Today’s offering to the JG gun debate.
Re: Gordon E. Walter’s letter, Founders’ vision needs
modern update of Mar 3, 2018
Let’s take Walter’s idea about “updating” the Second
Amendment and apply it to the First Amendment.
The founders couldn’t have foreseen the Internet, TV,
radio and mobile devices that keep the population instantaneously updated on
current events and opinions.
Using Walter’s logic, the only methods for informing
the public that should retain today’s First Amendment protections are town
criers and publications printed using movable type, ink rollers and capable of printing
one page at a time on a printing press.
If that sounds silly, it’s only because it is silly.
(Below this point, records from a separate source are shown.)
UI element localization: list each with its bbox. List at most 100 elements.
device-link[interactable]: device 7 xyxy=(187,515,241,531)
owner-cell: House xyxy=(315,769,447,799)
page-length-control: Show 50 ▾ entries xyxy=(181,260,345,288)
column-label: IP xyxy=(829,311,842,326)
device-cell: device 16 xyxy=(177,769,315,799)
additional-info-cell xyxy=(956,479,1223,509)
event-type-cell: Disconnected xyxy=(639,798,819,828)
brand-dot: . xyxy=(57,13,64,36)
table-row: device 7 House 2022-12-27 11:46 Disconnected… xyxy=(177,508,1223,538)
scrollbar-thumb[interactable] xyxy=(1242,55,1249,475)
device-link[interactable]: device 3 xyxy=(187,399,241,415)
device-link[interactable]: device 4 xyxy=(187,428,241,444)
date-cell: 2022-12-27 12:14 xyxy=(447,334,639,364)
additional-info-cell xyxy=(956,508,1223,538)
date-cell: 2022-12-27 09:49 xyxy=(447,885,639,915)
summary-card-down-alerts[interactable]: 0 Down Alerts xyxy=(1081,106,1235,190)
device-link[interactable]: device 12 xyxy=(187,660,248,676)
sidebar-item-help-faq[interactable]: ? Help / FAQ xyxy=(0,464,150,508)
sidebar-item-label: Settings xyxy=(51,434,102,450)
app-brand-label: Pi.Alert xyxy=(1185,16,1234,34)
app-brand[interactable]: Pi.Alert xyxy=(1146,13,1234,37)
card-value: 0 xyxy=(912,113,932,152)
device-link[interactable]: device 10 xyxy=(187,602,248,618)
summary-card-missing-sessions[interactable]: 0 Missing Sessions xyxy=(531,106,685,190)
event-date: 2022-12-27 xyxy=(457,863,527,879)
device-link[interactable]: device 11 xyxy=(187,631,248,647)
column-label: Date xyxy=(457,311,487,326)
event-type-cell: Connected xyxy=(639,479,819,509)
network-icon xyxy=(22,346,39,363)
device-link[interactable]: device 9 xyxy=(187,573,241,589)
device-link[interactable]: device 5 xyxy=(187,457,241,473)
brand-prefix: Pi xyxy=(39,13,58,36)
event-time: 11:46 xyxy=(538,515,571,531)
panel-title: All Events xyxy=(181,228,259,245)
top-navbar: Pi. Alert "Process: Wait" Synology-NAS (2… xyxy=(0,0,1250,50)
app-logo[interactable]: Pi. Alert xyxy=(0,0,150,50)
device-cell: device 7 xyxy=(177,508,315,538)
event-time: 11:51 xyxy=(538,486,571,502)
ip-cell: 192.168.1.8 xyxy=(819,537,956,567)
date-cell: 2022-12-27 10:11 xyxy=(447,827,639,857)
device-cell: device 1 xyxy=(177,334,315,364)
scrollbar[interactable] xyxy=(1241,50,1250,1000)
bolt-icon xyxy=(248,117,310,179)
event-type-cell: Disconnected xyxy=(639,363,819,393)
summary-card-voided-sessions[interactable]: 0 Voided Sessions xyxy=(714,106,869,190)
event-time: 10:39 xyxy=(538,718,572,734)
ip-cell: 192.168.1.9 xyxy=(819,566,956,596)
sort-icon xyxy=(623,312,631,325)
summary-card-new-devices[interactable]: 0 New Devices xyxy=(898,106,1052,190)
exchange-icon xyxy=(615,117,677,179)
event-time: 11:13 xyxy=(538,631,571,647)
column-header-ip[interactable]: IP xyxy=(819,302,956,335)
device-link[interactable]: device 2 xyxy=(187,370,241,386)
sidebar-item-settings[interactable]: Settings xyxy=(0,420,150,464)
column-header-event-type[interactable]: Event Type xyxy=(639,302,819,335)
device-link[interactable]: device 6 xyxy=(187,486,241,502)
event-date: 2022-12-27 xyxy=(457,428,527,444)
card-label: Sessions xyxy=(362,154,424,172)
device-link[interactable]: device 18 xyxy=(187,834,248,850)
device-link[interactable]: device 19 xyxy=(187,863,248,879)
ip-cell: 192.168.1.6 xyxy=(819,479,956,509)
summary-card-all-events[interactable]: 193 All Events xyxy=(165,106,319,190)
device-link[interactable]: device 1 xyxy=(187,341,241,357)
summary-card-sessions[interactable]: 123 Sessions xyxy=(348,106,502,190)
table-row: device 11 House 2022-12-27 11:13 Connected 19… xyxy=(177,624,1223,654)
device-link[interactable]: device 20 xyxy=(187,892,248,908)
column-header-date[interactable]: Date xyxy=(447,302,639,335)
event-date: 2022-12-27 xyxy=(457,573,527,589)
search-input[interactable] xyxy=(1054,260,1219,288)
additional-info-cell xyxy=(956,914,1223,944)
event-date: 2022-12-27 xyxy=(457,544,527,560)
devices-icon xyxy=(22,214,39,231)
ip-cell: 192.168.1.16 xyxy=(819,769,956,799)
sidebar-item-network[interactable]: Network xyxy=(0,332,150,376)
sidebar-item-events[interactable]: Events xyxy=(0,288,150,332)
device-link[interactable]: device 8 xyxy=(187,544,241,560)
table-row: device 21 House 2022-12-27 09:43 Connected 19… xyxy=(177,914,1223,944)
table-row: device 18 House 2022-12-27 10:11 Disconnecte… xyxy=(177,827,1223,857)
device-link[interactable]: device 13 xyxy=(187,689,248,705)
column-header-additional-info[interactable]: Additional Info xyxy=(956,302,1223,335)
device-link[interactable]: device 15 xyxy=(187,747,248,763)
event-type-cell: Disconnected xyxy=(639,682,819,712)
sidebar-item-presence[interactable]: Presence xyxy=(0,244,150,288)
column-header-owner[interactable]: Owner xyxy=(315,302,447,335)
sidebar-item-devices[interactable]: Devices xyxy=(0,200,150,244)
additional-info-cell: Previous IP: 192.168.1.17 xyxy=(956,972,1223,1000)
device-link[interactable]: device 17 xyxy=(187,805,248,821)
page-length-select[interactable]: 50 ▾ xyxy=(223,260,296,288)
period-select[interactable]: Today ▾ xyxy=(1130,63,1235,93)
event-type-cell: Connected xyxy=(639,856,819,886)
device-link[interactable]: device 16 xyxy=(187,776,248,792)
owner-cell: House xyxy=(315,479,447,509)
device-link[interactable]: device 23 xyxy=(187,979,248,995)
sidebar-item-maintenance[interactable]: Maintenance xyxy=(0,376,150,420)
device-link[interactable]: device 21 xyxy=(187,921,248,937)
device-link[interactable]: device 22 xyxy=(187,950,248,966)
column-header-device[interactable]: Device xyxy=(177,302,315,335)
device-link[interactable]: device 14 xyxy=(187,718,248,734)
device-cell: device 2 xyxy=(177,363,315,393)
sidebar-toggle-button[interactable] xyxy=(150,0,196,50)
If
it’s silly for the First Amendment it is just as silly when applied to the
Second Amendment.
The constitution is not a cafeteria menu. The
population is not subject to emotional arguments from people who think that
they can pick through this clause, ignore that amendment, take a little bit of
this Article and a bit of that one – but always taking just the stuff they like
while throwing the rest in the trash.
What the founders could not foresee they left a means
whereby the constitution could be amended. With regard to the Second Amendment, that’s
something the Democrats will not touch with a 10 foot pole. For them, it’s
better to pretend that you’re interested in a solution than to ever offer one
that will expose your true aim.
With regard to school safety, that’s something that
could be fixed in a week without adding a single word to the more than 20,000
gun laws already in effect. For starters,
how about locking the doors, putting an armed guard outside and armed guard
inside and see how that works? Democrats
will not address “common sense” school safety because they’d rather complain
about guns and “common sense” school safety doesn’t infringe on anyone’s Second
Amendment rights.
Democrats always prefer having issues to having
solutions for issues.
Founders' vision needs
modern update
Altogether, the
Founding Fathers did a remarkable job of writing the Constitution, based on
history and the conditions they knew at the time.
There was no way they
could have foreseen automobiles, airplanes, telephones, electrical power grids,
nuclear energy, TV, computers and the Internet. However, when those
developments arrived, the Constitution allowed legislators to establish rules
for living safely with the new products.
For the Second
Amendment, we know the conditions facing the Founders. The “arms” they knew
were muzzle-loading rifles and single-shot pistols. An undisturbed expert
rifleman might make two or three shots per minute. It would take an assembled
militia to hold off a group of invaders.
Does anybody really
believe that Washington or Madison would have wanted everyone to have an AR-15?
Maybe, after the
latest tragedy, our legislators will have the common sense and courage to modernize
gun laws of the 18th century.
Gordon E. Walter
Fort Wayne
1 comment:
Other writings that are remarkable based on what was known at the time. Magna Carta, Bible, Gettysburg Address, I Have A Dream, and The Lex Dailies. Does Mr. Walter wish these all be updated, rewritten, expanded, or gutted?